Greece has experienced a significant rise in COVID-19 infection in August. On Tuesday, August 11, it reported 4,181 new cases, the third-highest daily incidence from the beginning of the pandemic.
On the same day, the General Secretariat for Civil Protection of Greece also imposed a nighttime curfew on Heraklion, the second largest and one of the most visited cities in the country.
The number of new infections declined a bit in September. However, the country now seems to be going through another wave of the pandemic.
Up to date, Greece still stays on CDC’s ‘very high level of COVID-19’ list – red. Therefore, you should reconsider traveling to Greece in the next few weeks.
How safe is to visit Greece now: Latest updates
October 21 – COVID-19 cases again on the rise in Greece
After a drop in coronavirus cases in September, Greece has once again registered a rise in daily new COVID-19 infections.
On Tuesday, October 19, Greece confirmed a recent high of 3,739 new cases. 12 of them were recorded at entry points to the country. There were also 29 COVID-related deaths reported on that day, which brought the total death toll to 15,447.
356 coronavirus patients were on ventilators in the hospital, and their average age was 66. Greek Health Minister Thanos Plevris pointed out that around 90% of ICU beds were occupied with unvaccinated or only partially vaccinated patients.
He strongly recommended everyone to get vaccinated, especially those over 60, and emphasized that, for now, vaccination remains the only viable strategy against the disease.
To date, Greece has registered over 700,000 COVID-19 cases, 15,519 of which were mortal.
At the moment, there are 30,856 active cases and around 2,786 new infections daily.
Masks are required in all indoor areas. Restaurants and bars are open. But if you wish to be seated indoors, you must present proof of vaccination or recovery. There are also capacity limitations and restrictions on the size of gatherings.
Vaccination progress in Greece
So far, Greece has administered more than 12.5 million doses.
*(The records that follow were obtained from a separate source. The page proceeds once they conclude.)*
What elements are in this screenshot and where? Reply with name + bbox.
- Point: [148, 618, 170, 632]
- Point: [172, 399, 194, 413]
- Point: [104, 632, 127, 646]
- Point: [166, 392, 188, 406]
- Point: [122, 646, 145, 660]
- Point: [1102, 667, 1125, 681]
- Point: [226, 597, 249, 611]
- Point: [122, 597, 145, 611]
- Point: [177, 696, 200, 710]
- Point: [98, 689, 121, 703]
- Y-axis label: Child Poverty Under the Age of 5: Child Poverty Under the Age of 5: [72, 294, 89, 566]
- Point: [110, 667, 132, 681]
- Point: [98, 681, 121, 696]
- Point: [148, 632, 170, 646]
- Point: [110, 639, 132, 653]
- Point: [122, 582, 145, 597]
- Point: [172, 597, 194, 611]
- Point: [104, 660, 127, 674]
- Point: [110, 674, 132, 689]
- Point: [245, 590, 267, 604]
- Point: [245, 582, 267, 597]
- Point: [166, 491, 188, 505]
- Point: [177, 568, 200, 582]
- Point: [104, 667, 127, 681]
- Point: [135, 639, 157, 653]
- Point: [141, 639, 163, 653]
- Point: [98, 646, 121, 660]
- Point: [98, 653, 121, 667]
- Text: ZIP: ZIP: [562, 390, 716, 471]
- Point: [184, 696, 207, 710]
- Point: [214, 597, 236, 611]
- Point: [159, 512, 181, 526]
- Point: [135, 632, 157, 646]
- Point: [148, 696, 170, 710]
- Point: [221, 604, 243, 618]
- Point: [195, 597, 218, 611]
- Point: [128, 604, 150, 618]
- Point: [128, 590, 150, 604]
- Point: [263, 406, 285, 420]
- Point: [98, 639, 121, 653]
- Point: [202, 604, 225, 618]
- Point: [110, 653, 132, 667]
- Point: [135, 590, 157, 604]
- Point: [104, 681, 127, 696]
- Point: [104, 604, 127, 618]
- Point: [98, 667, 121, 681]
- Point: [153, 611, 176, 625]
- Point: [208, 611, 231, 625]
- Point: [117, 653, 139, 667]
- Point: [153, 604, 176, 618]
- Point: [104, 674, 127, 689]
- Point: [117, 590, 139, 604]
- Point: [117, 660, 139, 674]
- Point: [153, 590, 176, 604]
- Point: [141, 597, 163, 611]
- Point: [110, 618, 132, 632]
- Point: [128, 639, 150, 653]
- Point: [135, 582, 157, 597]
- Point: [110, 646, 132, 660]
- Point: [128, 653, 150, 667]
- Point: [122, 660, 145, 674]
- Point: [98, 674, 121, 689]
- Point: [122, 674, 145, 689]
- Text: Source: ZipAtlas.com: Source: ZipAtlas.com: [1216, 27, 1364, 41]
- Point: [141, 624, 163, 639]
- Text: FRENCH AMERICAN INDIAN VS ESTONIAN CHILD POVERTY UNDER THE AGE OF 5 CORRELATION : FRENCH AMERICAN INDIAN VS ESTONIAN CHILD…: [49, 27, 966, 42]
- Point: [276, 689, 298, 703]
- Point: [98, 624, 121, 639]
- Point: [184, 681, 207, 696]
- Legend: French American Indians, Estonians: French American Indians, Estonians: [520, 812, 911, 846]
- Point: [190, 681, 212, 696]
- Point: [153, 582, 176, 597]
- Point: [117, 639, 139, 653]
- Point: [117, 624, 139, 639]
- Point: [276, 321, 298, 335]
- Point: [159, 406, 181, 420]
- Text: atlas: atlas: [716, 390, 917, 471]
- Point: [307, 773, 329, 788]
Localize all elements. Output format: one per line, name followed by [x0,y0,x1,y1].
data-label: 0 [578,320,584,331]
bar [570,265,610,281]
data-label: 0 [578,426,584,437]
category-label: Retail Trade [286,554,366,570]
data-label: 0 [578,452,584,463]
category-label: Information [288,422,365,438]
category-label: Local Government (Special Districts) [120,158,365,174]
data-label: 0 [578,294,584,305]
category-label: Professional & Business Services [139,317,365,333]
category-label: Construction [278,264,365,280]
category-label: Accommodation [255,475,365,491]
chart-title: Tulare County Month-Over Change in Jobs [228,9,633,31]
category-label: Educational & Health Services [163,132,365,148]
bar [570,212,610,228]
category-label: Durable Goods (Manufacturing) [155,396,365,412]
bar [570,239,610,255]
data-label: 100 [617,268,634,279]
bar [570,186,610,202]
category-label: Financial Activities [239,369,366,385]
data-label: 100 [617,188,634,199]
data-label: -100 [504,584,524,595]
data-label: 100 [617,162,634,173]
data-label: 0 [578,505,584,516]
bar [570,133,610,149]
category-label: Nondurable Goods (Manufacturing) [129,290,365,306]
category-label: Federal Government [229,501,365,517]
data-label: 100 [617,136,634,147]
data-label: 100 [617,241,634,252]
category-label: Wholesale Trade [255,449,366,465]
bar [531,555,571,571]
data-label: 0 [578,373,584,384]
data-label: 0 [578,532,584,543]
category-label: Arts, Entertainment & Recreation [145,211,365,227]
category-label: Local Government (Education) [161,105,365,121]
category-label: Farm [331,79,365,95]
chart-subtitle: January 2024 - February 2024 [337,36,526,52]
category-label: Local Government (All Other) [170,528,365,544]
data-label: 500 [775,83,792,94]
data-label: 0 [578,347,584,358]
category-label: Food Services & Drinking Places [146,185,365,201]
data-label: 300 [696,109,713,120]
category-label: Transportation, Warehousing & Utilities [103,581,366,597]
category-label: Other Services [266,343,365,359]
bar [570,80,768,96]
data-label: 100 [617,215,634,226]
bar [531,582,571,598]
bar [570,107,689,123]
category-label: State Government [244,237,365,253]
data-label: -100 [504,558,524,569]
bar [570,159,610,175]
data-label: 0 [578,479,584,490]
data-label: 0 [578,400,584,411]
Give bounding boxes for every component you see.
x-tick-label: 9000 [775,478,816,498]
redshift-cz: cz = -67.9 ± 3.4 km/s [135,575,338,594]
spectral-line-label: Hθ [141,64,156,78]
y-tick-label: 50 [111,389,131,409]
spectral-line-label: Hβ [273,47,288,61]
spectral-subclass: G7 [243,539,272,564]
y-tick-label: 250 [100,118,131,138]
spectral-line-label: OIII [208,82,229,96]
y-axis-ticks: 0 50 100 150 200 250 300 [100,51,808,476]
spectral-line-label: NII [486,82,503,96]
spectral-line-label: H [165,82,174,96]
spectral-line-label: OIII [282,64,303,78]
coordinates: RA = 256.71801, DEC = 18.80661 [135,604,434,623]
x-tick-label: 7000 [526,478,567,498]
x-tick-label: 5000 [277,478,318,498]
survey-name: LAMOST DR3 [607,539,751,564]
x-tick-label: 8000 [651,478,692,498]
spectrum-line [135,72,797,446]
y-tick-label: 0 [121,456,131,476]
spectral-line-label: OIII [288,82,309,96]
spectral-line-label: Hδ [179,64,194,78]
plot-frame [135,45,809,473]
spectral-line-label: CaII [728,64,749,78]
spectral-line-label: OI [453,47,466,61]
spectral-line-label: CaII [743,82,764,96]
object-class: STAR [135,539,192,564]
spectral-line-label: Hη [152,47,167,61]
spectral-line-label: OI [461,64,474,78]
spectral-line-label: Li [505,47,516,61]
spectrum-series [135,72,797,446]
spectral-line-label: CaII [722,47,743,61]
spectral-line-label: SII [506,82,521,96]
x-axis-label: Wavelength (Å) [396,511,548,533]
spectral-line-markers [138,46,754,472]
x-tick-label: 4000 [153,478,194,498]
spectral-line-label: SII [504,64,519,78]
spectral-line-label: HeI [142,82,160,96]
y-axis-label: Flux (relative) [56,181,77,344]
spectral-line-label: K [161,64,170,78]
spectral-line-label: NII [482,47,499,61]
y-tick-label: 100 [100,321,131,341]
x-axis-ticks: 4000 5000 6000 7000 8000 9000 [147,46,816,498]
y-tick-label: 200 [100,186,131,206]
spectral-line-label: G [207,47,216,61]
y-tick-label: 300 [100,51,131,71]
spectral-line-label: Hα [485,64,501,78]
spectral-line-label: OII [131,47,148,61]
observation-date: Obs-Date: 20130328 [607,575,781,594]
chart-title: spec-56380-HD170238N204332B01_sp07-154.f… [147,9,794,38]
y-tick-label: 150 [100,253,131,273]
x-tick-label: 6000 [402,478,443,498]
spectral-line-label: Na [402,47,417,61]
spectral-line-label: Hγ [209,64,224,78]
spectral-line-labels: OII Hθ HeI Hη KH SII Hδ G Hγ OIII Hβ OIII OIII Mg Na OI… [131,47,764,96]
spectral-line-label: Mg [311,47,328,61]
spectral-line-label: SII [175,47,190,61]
Around 59% of the population has been fully vaccinated against COVID-19. While at least 61.3% of the population has received at least one dose.
Requirements to enter Greece
Greece allows all E.U. and Schengen Area citizens without quarantine. Travelers from low-risk countries are also welcome. However, all visitors must present a negative COVID-19 test, proof of recovery, or proof of vaccination upon arrival.
COVID-19 hotspots in Greece
Why travel to Greece during COVID?
The increasing number of infections and the present Delta variant of the virus are two good reasons not to visit Greece this summer. Yet, there are some spots where you should stay safe even during the COVID-19 pandemic.
Set on the easternmost edge of Greece, Kastellorizo (also called Megisti) is one of the tiniest islands of the Dodecanese complex. The entire population of the island has been vaccinated since January. And so, Kastellorizo is one of the safest islands in the whole country.
Meganisi belongs to the less-visited islands in Greece, which makes it a perfect holiday destination for the pandemic season. You can expect rocky shores, crystal-clear waters, and a relaxing atmosphere. On top of that, all inhabitants of the island have been fully vaccinated.
Last but not least, you can also consider a trip to Anafi. Even though it’s set near the famous Santorini, this quaint island is untouched by mass tourism. It’s a fantastic option for those looking for free beach camping, hiking, and an authentic Mediterranean experience. And, of course, safety.
August 25 – Greece to impose restrictions on those not vaccinated
The Greek government has announced that unvaccinated people will be banned from all indoor restaurants, bars, clubs, and entertainment venues.
The regulations should be in place from September 13 to March 31. Those who have recovered from the virus will be allowed to enter the establishments.
The same will apply to both indoor and outdoor sports stadiums. Other venues, such as museums, theaters, or galleries, will require a negative COVID-19 test from unvaccinated visitors.
The new restrictions will affect workers, too. Inoculated residents will be provided free testing, while unvaccinated public and private workers will have to undergo weekly testing at their own expense.